Another requirement of the GDPR is to ensure insight, removability, and portability of personal data, which means not only offering export facilities but also assisting users in moving their data from one site to another, including competitors. These are perfect scenarios for consuming and providing APIs. Along with another European regulation directive, the PSD2, which makes it mandatory for banks to offer APIs, the GDPR could be beneficial for the whole API ecosystem. An active API ecosystem implies more possibilities for consumers to mix and match services from different providers and offers opportunities for smaller players to build on top of large platforms as well as each other. Parker’s suggestion that Facebook will “strengthen its walls” in the wake of the recent revelations may be correct on its own, but I assume that the GDPR will be their antagonist rather than their ally with this approach.

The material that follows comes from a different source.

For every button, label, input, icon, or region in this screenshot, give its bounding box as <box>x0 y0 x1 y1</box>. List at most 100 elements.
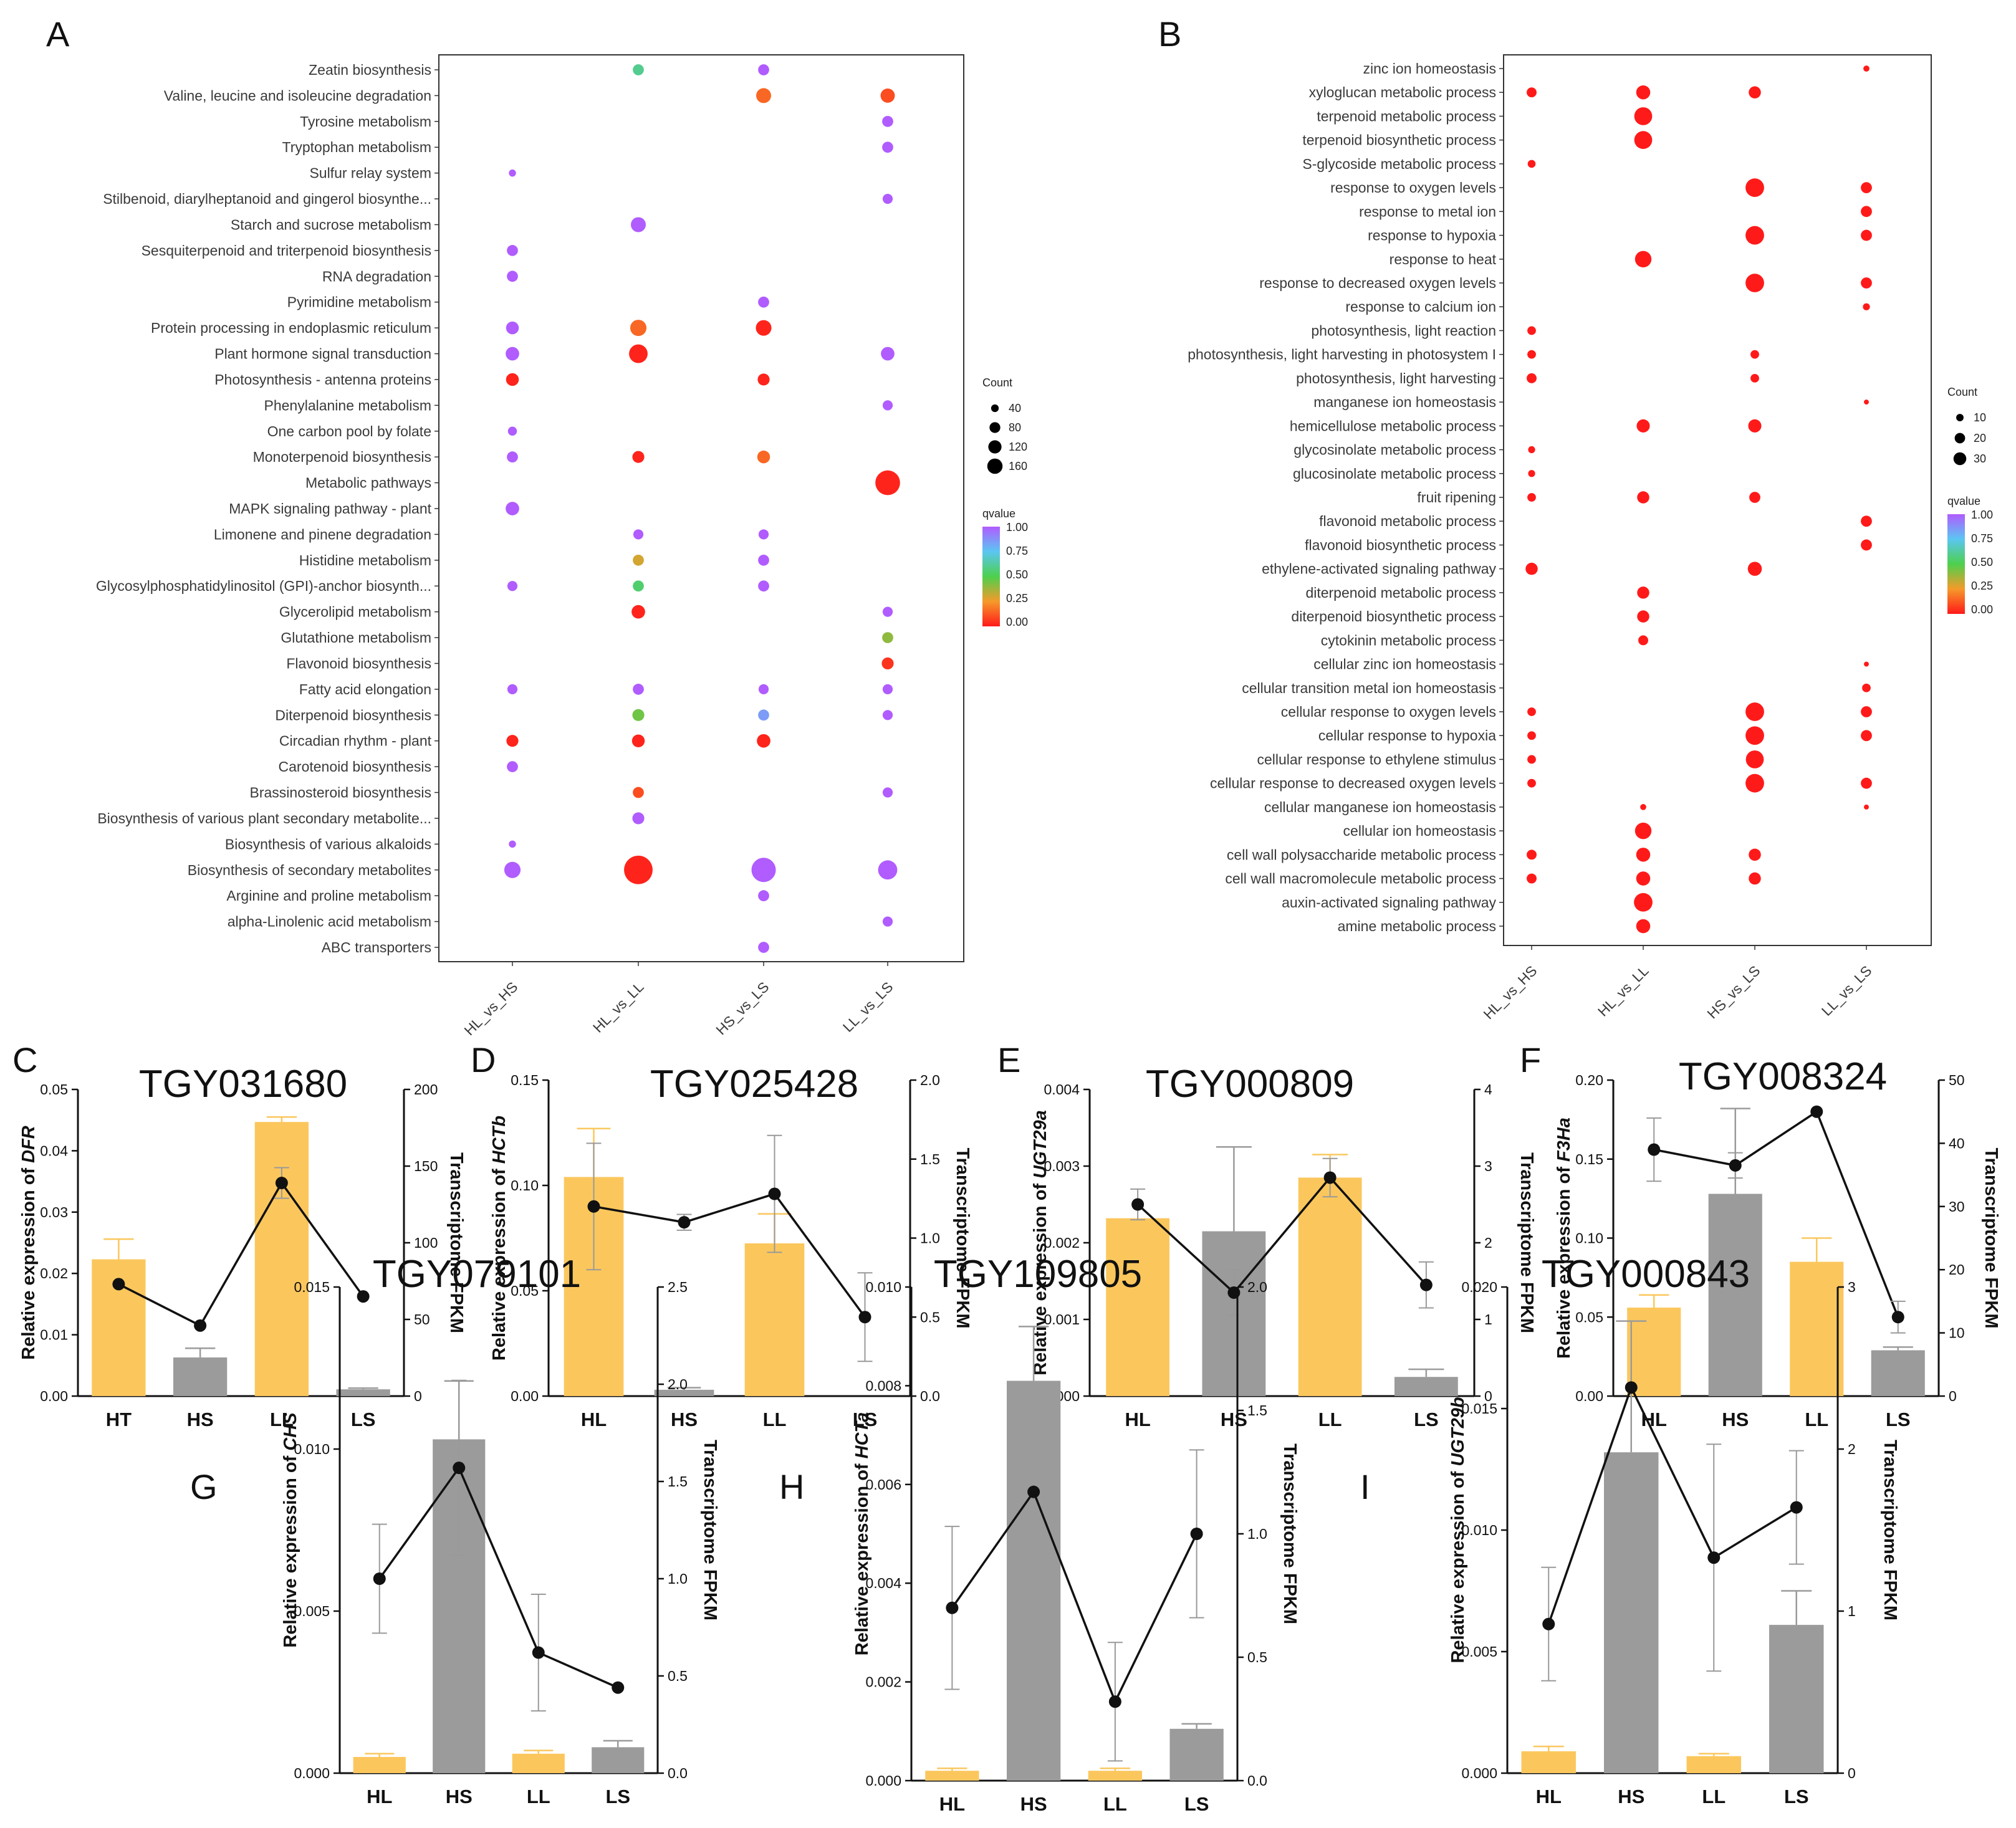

One thing, however, that is not as clear at the moment, is how the rights of an individual to their data will be balanced with the rights of other data subjects such as their friends and colleagues. For example: Who’s the rightful owner of my friend list on Facebook, is it just me or need all of my friends give consent to their inclusion when I export a file or make an API call? A lot of personal information is associated with more than one individual. Facebook users can already opt out of all platform usage and never appear in API data, but very few do. What will happen if it’s turned off by default and users must opt-in? There are a lot of questions which do not have answers right now, and there’s a chance that Marcel is correct, at least in the short term, when he assumes that GDPR makes it harder to export a social graph, often the most valuable asset in any social web service. In the long term, however, I hope that both GDPR as well as the latest scandal help us have a conversation about privacy and security that, after a few bumps along the road, leads to beneficial outcomes for both businesses and consumers. It’s essential, though, that people, organizations and politicians know what’s at stake and refrain from rash decisions that are well-intended but end up having opposite effects.
As Kin Lane, the API Evangelist, reminds us in one of his recent posts, it’s an excellent time for API providers to gain some insight on which data they collect and what the implications for their user’s privacy are.